Family Business

The purchase of the entirety of company holdings of a Spanish family entity with strong national presence and great internationalisation prospects.


In developing the full expansion of an important Spanish multinational group dedicated to new technologies, it set forth to diversify its business by acquiring a Spanish family entity with strong national presence and excellent international prospects, taking advantage of the possibilities associated with synergies due to the distinctive and consolidated business of the family entity.


To this end, a preliminary undertaking of the corresponding Due Diligence was necessary in order to analyse the different options for the purchase (purchase of the shares of the Parent Company or purchase of the holdings of the object entity of interest – the Entity – given the corporate framework in which it found a large part of family assets on the part of the vendor), as well as the possible financing alternatives and, in this case, the guarantees to be executed in the face of a possible postponed payment to be deferred in time.


Dismissed the purchase of the shares of the Parent Company because it refers to a holding entity of assets, including between them the ownership of properties that the buyer was not interested in, they instead opted to acquire the Entity that was the root of the object business of interest. Nevertheless, bearing in mind that the Entity was relying upon two entities that were dedicated to procure part of the property finance of the sellers, an internal purchase was undertaken of the two small holding companies of assets compensating the debt that arose from that acquisition with others existing between the Entity and the vendors.

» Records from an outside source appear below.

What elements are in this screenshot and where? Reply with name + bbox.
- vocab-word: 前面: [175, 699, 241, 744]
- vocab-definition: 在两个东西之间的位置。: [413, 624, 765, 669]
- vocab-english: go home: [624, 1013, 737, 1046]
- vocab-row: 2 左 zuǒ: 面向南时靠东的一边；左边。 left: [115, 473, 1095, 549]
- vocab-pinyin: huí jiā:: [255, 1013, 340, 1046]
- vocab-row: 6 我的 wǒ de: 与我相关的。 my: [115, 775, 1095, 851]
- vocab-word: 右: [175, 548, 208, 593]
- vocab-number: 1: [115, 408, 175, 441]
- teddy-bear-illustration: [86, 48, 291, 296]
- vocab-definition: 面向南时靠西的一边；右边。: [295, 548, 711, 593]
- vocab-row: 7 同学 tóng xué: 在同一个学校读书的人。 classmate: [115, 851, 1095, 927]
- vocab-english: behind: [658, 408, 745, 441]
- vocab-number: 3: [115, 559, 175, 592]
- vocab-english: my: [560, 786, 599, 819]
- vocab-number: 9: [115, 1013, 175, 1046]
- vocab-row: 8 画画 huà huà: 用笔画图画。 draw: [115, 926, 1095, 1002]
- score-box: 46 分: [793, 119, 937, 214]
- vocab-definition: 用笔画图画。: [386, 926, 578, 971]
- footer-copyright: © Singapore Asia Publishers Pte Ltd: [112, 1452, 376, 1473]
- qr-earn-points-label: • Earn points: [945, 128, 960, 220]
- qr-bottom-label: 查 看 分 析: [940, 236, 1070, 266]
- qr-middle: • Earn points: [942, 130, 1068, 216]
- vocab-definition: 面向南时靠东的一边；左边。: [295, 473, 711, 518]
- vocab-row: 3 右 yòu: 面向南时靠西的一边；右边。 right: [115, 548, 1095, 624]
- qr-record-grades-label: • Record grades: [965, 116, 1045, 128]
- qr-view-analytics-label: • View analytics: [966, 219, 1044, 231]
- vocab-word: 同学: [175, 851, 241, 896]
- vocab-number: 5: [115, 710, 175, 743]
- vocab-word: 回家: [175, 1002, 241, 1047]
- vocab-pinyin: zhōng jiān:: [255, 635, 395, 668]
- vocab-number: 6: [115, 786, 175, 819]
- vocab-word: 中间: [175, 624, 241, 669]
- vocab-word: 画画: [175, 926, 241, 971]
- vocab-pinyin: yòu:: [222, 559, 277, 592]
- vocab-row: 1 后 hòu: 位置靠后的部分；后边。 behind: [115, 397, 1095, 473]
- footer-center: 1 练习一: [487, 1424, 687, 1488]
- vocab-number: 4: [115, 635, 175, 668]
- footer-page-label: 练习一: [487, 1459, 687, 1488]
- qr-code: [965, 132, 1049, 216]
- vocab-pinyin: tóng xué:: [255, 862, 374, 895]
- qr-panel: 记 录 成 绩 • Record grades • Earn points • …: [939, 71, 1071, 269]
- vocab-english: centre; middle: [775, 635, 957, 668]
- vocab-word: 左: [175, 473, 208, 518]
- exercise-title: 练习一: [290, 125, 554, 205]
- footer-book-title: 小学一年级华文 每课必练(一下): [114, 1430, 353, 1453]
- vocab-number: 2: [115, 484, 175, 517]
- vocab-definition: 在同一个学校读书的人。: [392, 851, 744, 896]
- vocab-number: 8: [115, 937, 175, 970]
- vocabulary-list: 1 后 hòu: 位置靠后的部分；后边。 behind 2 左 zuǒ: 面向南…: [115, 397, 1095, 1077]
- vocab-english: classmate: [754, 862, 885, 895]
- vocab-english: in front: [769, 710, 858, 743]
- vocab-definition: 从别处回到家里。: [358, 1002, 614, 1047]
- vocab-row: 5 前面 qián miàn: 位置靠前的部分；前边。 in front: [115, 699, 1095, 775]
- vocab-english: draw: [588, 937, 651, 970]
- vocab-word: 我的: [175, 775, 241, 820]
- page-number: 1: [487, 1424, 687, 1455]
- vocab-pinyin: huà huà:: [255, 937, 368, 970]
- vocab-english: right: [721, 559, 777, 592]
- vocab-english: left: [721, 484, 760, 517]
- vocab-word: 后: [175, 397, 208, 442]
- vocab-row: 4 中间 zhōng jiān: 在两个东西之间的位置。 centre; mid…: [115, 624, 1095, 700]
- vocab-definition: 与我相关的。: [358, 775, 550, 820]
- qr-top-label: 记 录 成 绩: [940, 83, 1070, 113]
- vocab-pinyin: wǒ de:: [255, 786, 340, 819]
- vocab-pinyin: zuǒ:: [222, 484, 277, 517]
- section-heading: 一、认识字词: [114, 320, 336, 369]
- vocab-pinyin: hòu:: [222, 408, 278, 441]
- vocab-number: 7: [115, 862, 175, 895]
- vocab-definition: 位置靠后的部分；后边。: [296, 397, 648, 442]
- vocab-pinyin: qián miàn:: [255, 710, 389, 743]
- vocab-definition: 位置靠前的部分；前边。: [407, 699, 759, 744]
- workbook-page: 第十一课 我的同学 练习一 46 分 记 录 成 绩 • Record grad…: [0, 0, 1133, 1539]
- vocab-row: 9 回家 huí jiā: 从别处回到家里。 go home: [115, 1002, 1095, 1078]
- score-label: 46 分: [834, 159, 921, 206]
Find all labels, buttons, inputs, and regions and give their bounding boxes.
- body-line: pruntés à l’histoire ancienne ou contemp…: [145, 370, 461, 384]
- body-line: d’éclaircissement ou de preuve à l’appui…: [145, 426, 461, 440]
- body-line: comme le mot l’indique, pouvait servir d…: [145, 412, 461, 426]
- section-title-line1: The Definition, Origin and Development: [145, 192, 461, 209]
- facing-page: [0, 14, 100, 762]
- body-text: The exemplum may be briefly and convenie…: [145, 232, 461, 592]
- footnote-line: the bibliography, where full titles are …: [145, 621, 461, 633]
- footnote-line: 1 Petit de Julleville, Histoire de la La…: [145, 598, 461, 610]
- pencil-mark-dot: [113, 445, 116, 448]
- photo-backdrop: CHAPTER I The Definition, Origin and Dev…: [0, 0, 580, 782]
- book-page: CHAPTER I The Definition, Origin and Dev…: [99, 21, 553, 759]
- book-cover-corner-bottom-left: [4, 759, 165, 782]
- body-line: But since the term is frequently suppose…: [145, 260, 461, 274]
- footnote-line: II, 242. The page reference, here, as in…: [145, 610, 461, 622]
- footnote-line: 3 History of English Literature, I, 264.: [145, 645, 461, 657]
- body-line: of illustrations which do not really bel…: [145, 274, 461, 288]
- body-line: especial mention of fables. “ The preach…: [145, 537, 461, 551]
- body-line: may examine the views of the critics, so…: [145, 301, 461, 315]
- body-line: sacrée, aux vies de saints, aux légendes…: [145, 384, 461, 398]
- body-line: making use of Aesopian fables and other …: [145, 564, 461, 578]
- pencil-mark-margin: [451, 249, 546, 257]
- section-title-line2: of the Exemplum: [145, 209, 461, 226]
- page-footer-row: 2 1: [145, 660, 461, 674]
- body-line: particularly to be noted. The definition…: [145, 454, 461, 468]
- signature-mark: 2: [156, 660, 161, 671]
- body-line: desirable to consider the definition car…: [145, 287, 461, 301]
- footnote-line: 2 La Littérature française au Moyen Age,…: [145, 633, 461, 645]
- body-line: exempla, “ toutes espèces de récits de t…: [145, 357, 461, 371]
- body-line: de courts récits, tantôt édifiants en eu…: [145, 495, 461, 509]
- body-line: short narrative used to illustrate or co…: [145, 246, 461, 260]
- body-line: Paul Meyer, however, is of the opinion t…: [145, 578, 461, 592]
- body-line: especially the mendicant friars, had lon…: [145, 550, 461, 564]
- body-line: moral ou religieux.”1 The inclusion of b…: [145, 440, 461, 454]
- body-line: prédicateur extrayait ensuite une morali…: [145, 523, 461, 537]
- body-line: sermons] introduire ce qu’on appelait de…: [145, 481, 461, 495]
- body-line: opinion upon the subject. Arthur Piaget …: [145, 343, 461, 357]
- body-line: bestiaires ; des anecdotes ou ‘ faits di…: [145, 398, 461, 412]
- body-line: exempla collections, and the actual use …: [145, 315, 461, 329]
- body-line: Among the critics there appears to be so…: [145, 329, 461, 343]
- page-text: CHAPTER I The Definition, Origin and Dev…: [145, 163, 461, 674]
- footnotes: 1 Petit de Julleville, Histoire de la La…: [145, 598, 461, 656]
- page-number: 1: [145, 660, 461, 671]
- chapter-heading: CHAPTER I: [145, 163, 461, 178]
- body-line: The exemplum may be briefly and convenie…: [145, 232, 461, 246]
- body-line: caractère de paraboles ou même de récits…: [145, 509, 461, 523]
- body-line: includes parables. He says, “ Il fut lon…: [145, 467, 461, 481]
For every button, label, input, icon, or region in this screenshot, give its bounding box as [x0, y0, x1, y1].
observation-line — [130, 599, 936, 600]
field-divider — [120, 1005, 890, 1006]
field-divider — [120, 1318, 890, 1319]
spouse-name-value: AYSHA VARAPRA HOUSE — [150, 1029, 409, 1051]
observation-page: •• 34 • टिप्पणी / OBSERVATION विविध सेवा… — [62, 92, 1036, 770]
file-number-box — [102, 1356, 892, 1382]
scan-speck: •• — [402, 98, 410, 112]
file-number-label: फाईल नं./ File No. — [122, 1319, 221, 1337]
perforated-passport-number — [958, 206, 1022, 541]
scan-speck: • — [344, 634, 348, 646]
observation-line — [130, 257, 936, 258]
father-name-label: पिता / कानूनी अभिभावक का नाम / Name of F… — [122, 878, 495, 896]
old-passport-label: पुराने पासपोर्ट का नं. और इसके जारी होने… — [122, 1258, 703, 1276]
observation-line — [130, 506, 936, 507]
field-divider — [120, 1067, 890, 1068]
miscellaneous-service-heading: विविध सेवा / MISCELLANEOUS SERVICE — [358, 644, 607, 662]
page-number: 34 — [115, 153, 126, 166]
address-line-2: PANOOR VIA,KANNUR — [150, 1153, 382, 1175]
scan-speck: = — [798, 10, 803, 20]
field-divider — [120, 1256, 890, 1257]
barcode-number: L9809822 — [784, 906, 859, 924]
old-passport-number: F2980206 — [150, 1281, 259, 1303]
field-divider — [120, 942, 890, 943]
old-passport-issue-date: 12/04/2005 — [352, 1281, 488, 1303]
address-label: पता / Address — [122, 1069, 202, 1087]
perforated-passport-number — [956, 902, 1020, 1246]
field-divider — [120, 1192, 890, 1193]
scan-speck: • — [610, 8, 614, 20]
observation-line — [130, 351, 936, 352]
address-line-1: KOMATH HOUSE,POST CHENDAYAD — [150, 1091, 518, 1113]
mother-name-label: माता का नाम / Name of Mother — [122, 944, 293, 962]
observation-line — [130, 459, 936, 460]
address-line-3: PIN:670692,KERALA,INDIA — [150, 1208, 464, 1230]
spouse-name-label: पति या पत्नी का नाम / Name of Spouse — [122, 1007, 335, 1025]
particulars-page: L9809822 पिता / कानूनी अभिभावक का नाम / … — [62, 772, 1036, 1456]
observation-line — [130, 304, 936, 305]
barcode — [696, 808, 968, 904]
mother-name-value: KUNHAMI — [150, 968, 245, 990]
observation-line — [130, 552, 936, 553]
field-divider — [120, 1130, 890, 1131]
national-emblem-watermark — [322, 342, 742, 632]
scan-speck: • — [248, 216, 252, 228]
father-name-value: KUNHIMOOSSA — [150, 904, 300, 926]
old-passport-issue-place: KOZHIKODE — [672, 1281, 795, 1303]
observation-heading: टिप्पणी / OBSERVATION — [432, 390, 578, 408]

Additionally, as an alternative to the bank financing (which was difficult to obtain with reasonable terms during a period of full financial crisis), a postponed price was agreed to and to be deferred for 5 years, and secured with a bank guarantee and shares' security of the acquiring company, in order to reduce the buyer's financial costs given the figures of the operation.




After months of intense negotiations, they proceeded to the purchase of 100% of the holdings of the Entity, the vendors obtaining a substantial initial payment, and the purchasers to finance the purchase through the deferment of part of the purchase price, conceding a reasonable interest to the vendors and granting, at the same time, sufficient guarantees in order to facilitate the discount of the pending payments through factoring channels or similar financial products on the part of the vendors themselves.